Александра Семёновна Шапиро сообщает бытовые подробности, не более того - кто тогда, в 1944-м мог представить будущую награду за спасение евреев? И Гродскому такое в голову не могло прийти. Он, когда до него доходили подобные жалобы, мог не задуматься даже о странности совпадения еврейской фамилии Шапиро и их православия, а может и чистого славянства - не то было сейчас существенно, а как этот еврейский мотив определил несчастную судьбу семьи.
Спасшиеся в Катастрофе... Спасшиеся?
Н. Красносельская: “Бабушка после войны в Одессе не могла жить психологически. Ей в 1944-м рассказали, что видели дедушку повешенным за ноги. Тогда она и сказала: “Буду скитаться по углам, но в Одессу не вернусь”.
А я... После войны я боялась. Боялась всего. Я никому никогда не могла перечить. Если мне говорили “нет”, я тут же уходила. Не умела ничего отвоевать, защитить себя. В жизни ничего не добивалась, всегда уступала, я и сейчас всегда в сторонке. Только через тридцать лет, мне уже было 49 и случился инсульт, и у меня, видимо, с психикой что-то сделалось: я хоть чуть-чуть распрямилась, стала понимать, что я человек. Я теперь уже умею за себя немного постоять. Но в общем жизнь моя отравлена полностью”.

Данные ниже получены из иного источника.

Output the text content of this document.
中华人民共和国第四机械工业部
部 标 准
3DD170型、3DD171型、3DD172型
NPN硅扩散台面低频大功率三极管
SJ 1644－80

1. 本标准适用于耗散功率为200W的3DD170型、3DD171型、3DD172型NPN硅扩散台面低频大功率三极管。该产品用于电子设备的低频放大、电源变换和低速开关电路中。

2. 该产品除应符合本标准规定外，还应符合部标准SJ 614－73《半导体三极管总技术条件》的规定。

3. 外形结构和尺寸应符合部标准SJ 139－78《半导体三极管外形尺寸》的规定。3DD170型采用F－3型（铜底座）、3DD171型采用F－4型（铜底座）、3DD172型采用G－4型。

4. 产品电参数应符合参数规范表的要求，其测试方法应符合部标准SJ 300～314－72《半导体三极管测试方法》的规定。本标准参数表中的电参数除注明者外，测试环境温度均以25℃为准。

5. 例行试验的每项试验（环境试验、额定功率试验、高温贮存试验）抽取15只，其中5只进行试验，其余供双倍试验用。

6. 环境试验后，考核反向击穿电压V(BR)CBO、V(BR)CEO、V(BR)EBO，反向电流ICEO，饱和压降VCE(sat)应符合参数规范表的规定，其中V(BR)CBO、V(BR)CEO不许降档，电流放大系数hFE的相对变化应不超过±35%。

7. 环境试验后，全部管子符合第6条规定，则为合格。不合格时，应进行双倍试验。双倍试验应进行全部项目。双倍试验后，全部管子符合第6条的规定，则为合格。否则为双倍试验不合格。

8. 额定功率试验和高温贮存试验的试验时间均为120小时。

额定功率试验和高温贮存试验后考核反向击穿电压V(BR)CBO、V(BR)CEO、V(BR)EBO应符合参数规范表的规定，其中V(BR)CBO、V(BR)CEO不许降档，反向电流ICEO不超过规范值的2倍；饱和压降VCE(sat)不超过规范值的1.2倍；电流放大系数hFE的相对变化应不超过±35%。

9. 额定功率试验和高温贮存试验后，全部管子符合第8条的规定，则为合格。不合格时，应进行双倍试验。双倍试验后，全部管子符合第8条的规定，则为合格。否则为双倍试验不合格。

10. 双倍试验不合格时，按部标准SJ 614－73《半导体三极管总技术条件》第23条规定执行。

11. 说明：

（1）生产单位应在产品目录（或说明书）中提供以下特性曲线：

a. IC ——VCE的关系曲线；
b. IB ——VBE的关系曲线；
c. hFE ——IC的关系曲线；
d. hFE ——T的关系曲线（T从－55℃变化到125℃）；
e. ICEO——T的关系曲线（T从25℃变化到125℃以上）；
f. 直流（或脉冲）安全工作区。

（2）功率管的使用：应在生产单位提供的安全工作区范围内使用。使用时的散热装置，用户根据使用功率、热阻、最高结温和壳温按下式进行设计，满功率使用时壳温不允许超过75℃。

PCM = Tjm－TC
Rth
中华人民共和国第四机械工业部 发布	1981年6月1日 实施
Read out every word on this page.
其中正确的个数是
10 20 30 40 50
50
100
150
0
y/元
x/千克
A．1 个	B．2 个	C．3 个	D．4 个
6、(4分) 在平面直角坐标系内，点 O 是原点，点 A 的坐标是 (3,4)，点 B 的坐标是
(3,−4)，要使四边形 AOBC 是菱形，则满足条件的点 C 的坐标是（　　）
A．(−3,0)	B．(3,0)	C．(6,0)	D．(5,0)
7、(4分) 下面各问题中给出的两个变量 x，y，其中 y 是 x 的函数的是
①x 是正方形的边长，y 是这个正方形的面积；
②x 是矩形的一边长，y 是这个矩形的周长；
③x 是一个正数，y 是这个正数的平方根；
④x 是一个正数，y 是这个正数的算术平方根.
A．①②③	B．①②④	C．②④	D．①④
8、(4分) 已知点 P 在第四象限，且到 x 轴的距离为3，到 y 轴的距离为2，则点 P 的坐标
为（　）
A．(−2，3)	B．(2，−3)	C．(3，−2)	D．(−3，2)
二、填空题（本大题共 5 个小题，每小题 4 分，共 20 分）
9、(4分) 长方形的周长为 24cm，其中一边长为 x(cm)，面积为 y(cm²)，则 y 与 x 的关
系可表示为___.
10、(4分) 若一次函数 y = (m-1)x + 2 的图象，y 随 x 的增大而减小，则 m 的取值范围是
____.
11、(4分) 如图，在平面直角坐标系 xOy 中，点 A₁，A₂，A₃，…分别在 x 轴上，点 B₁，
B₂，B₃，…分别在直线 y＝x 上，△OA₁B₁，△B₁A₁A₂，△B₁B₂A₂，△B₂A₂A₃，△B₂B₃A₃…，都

Аба в пятидесятые годы после изгнания из Одессы жил с семьёй в сибирском городке. Местных мужиков он удивлял прежде всего трезвостью - но её объясняли, мол, явреи, известно, не пьют, закон, слышь, у их запретный, - а во-вторых, безматерностью: “Ты, Абрам Йосич, никогда, что ль, не лаялся? Ну, чисто девка с-под юбки мамкиной...”. Трезвый, не матерится, не дерётся - куда ни кинь, не свой - мало его уважали, разве что за работу грамотную, да это народу по херу, пускай начальство радуется - но зато любили. Любили за то, что мог и по делу выручить, и толково написать хоть письмо родне, хоть заявление по службе, а главное - перед получкой, когда в кармане свистит, у него, непьющего, только и можно было рубликом разжиться, и он сроду не отказывал. А ещё любили, что никогда на работе голос не повышал. “Тихий он у тебя, невсполошный”, - говорили его жене мужики, а бабы завидовали. Сдержанный Аба, однако, дома рассупонивался, раздражался по пустякам, оказывался шумлив, дёрган. За тридцать лет жизни с Женей он ни разу с ней не поссорился (Женя: “Сталин помог, лагерные десять лет не дали надоесть друг другу”) - она и теперь наловчилась сбивать мужнин накал. Но во сне Аба вспрыгивал, глаза навыкат, синие голубели до белого. По утрам, как Женя ни старалась заранее погладить его успокоительно, взвивался пружинно, зрачки бешеные: “А?! Что?!.” - панически вскрикивал, и так десятилетиями ежедневно, до самой смерти, не выходил из него лагерь, навсегда занозил.